Trenggalek, Maspolin.id-Nahas dialami SHD warga Desa Parakan, Kecamatan/Kabupaten Trenggalek. Kakek berusia 77 tahun ini saat ditemukan sudah dalam keadaan meninggal dunia dengan penuh luka bakar, Rabu (13/11/2019) sekitar pukul 18.30 Wib.
Dugaan sementara korban meninggal dunia akibat kehabisan nafas saat membakar sampah kering dilahan miliknya sendiri di desa setempat, kemudian pingsan dan terbakar.
Kapolres Trenggalek AKBP Jean Calvijn Simanjuntak melalui Kasubbag Humas Polres Trenggalek Iptu Supadi membenarkan kejadian tersebut.
” Korban saat ditemukan sudah dalam kondisi mengenaskan dan meninggal dunia.

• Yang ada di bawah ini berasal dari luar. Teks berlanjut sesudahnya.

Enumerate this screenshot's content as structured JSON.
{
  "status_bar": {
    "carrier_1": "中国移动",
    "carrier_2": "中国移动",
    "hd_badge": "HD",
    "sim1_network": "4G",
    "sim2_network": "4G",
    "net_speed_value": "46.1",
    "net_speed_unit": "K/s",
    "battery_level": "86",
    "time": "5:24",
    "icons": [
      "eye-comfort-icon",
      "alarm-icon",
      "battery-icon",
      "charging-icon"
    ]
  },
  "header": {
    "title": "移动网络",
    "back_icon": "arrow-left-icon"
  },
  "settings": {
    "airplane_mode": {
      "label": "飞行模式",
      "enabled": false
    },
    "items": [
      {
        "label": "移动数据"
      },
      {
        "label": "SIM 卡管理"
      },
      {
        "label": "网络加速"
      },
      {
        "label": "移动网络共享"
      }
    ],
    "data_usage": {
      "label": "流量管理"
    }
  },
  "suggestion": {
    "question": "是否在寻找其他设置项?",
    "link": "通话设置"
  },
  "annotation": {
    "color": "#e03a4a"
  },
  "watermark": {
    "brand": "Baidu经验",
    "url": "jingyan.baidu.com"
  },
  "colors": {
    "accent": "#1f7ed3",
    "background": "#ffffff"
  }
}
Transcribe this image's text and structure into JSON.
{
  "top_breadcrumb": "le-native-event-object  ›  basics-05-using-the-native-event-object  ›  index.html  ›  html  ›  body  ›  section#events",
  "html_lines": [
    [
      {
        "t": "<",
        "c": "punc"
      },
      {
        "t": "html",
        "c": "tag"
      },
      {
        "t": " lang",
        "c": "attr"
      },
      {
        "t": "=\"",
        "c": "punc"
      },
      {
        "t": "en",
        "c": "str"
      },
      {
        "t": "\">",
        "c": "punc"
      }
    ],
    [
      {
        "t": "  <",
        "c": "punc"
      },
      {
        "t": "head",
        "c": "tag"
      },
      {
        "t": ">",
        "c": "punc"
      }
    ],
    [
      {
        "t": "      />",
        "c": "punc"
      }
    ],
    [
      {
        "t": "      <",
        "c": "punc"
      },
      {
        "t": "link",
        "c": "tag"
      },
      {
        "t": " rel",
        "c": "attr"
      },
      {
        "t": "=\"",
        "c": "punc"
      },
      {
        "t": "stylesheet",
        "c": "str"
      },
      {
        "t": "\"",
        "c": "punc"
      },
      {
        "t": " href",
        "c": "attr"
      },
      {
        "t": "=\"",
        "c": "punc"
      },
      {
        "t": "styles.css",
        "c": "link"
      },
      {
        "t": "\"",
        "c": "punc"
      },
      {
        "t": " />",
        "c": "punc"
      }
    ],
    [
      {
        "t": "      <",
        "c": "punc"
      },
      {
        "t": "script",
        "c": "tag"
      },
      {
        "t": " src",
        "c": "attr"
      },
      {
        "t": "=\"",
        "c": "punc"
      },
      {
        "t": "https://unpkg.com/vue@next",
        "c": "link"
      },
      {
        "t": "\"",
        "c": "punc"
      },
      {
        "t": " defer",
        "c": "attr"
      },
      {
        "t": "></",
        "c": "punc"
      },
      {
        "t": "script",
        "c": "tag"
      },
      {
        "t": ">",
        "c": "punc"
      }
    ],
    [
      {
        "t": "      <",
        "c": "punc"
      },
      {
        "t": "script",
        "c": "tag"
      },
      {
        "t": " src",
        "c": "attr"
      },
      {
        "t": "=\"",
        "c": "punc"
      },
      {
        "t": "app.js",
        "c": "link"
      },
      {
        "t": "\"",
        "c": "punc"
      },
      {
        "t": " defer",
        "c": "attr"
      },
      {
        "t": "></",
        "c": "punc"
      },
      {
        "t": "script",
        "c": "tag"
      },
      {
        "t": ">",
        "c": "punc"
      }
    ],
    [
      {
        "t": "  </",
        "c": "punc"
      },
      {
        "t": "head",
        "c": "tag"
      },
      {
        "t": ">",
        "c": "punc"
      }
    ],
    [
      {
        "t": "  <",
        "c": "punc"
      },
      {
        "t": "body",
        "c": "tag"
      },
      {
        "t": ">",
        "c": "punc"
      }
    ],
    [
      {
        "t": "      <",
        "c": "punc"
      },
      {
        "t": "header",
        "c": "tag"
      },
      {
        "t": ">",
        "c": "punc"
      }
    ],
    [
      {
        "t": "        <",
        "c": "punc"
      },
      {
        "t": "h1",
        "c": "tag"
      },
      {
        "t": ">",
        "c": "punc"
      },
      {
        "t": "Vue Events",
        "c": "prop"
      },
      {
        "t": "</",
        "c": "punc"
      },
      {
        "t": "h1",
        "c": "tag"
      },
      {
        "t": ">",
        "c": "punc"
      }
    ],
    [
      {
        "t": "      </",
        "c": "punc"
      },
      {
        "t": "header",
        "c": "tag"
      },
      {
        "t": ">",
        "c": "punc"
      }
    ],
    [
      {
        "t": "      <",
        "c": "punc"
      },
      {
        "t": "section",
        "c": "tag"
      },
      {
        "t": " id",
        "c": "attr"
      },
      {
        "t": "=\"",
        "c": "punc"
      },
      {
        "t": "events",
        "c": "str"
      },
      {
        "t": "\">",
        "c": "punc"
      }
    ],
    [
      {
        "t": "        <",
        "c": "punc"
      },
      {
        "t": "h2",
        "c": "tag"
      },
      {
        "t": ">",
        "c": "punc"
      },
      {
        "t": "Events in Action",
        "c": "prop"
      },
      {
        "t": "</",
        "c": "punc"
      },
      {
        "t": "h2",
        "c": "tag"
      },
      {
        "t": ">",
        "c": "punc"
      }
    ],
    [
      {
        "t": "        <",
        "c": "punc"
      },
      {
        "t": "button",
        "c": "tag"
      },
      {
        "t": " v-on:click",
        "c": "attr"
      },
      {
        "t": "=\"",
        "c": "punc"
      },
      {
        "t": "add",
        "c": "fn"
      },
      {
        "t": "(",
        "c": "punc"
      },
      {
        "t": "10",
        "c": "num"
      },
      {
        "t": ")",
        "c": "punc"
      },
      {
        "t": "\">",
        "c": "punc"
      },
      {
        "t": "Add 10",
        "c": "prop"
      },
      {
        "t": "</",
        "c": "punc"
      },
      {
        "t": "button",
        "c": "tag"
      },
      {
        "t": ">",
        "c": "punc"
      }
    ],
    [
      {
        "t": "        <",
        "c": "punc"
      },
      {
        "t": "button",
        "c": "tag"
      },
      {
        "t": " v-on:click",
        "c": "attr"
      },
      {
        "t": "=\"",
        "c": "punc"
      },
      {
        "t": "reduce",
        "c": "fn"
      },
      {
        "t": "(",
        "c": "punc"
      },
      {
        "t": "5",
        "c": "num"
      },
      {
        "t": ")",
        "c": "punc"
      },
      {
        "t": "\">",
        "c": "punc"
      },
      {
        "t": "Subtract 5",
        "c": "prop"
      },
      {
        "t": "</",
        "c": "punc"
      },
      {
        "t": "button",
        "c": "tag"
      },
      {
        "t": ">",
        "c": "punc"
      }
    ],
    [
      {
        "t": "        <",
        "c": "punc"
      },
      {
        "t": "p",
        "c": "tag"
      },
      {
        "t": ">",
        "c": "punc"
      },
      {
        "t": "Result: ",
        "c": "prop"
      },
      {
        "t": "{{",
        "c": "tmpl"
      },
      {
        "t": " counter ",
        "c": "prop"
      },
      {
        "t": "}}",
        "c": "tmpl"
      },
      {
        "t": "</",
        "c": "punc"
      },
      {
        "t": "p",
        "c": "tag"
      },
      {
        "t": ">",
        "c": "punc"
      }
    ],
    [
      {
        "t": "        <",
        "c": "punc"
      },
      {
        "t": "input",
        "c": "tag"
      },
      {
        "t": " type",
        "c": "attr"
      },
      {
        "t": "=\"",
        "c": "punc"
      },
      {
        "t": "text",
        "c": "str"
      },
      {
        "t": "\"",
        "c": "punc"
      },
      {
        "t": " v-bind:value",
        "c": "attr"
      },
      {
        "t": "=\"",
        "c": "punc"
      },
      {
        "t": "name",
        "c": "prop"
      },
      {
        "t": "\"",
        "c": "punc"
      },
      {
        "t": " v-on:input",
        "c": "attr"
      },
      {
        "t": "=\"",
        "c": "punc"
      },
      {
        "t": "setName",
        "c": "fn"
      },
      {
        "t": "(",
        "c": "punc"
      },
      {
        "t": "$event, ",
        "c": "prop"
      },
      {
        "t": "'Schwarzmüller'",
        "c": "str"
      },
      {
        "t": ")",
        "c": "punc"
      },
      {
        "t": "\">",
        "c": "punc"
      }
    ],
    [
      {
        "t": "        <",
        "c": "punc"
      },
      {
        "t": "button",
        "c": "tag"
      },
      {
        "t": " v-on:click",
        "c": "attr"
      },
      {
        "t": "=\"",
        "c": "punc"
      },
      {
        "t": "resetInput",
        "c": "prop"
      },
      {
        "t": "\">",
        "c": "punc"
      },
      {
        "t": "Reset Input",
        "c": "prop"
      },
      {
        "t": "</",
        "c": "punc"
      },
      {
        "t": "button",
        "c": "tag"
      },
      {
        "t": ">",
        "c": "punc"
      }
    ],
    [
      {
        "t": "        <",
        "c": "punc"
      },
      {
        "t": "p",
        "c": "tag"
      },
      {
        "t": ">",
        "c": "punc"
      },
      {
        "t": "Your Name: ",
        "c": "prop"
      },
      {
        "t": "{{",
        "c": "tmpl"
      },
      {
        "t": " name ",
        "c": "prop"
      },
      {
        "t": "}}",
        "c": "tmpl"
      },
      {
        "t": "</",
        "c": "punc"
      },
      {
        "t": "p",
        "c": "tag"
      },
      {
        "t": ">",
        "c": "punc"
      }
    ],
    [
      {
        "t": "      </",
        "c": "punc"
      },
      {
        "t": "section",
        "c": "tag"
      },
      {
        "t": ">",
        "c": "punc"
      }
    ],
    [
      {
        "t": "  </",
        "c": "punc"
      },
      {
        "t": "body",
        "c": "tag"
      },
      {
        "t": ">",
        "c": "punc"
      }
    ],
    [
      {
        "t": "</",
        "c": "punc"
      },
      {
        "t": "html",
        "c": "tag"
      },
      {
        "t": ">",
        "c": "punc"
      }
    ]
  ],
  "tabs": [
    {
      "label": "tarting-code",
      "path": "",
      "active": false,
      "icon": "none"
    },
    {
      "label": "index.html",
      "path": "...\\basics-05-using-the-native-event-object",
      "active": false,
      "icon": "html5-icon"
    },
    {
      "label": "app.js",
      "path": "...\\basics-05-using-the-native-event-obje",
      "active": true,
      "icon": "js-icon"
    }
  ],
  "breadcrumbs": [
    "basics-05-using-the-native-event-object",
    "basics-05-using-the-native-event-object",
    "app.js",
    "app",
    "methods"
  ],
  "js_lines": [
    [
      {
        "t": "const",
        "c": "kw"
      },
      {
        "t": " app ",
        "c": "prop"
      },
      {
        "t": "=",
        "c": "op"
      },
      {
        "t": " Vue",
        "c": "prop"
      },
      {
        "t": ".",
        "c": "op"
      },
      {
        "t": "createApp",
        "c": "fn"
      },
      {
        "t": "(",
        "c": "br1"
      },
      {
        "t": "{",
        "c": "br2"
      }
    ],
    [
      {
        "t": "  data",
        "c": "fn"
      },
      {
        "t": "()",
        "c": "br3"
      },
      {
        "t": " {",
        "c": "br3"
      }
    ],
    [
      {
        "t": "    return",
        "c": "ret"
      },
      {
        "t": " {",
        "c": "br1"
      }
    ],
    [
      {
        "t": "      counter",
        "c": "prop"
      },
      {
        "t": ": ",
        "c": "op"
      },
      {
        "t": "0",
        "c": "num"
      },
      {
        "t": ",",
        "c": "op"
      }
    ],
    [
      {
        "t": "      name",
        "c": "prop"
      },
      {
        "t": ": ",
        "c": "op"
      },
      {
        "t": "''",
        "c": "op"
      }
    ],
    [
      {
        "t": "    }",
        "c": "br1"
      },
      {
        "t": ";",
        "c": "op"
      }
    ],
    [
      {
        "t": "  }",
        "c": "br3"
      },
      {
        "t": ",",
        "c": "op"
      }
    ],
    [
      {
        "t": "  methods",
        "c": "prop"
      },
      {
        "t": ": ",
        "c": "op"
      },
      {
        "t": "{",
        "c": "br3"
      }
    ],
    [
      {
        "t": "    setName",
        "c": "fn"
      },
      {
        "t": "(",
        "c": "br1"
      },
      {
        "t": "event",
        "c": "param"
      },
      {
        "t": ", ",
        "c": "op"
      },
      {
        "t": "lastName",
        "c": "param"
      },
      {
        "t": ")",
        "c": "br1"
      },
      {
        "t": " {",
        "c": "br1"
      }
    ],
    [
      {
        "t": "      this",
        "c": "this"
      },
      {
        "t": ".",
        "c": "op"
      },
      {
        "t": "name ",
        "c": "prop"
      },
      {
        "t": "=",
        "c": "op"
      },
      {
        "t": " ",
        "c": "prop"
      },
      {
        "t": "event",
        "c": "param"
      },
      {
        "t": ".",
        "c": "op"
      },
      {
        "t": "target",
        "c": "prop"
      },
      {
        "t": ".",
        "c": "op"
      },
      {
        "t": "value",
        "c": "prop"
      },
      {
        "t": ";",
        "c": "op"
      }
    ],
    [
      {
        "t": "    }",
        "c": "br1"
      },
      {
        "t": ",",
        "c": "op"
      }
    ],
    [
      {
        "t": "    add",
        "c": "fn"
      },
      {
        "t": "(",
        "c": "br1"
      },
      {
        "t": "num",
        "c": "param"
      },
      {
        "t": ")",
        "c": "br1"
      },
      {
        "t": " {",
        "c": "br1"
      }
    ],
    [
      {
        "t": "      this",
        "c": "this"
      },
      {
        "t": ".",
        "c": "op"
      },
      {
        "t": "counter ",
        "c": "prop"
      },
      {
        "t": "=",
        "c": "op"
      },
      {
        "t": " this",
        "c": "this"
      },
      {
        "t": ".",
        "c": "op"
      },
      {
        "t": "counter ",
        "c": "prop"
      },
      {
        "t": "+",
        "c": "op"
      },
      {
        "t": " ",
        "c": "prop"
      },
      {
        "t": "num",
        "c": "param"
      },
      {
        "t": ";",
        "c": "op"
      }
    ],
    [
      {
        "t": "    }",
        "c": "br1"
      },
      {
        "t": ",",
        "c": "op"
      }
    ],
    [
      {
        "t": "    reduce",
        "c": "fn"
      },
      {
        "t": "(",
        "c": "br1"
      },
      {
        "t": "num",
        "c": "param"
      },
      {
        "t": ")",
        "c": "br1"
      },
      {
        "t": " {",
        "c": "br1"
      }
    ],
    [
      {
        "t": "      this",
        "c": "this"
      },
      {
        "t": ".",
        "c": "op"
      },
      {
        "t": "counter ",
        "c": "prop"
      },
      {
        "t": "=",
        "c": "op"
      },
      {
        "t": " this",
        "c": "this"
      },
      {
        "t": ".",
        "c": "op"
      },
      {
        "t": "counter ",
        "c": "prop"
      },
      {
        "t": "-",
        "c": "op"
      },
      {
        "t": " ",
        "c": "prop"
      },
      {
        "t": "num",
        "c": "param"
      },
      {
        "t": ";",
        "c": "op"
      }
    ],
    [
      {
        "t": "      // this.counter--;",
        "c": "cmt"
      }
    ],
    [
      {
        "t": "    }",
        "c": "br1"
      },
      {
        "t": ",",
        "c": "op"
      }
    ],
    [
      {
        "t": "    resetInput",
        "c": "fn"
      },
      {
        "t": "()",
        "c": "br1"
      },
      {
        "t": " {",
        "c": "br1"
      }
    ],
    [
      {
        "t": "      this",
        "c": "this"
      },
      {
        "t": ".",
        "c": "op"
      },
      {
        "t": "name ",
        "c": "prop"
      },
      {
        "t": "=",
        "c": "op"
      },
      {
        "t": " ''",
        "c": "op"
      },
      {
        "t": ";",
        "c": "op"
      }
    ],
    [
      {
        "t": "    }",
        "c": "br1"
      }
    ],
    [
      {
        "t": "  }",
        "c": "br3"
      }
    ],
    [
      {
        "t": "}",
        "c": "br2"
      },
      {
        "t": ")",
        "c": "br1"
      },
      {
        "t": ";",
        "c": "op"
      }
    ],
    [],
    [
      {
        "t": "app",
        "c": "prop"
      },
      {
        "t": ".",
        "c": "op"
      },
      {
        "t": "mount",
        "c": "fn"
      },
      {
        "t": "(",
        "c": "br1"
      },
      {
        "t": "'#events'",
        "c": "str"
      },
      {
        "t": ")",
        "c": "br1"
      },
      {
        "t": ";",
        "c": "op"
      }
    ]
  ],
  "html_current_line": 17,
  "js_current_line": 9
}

Untuk saat ini telah di tangani Polres Trenggalek,” ungkapnya.
Disampaikan Supadi, peristiwa tersebut berawal korban pada Rabu (13/11/2019) sekitar pukul 09.00 Wib berpamitan keluarga untuk berangkat menggarap lahan miliknya di Desa Parakan.
Namun korban sampai waktunya salat Magrib, belum kunjung pulang. Sehingga istri korban merasa cemas dan meminta bantuan tetangga untuk mencari keberadaan korban.
Kemudian proses pencarian dilakukan masyarakat bersama perangkat desa setempat. Dan akhirnya sekitar pukul 18.30 Wib korban ditemukan dalam keadaan meninggal dunia dalam posisi terbakar. Selanjutnya kejadian tersebut dilaporkan ke Polres Trenggalek
” Dari hasil olah tempat kejadian perkara (TKP), tidak di temukan tanda-tanda kekerasan. Korban meninggal diduga kehabisan napas saat bakar bakar sampah kering yang mengakibatkan tidak sadarkan diri sehingga mengalami luka bakar 90 persen,” pungkas Supadi.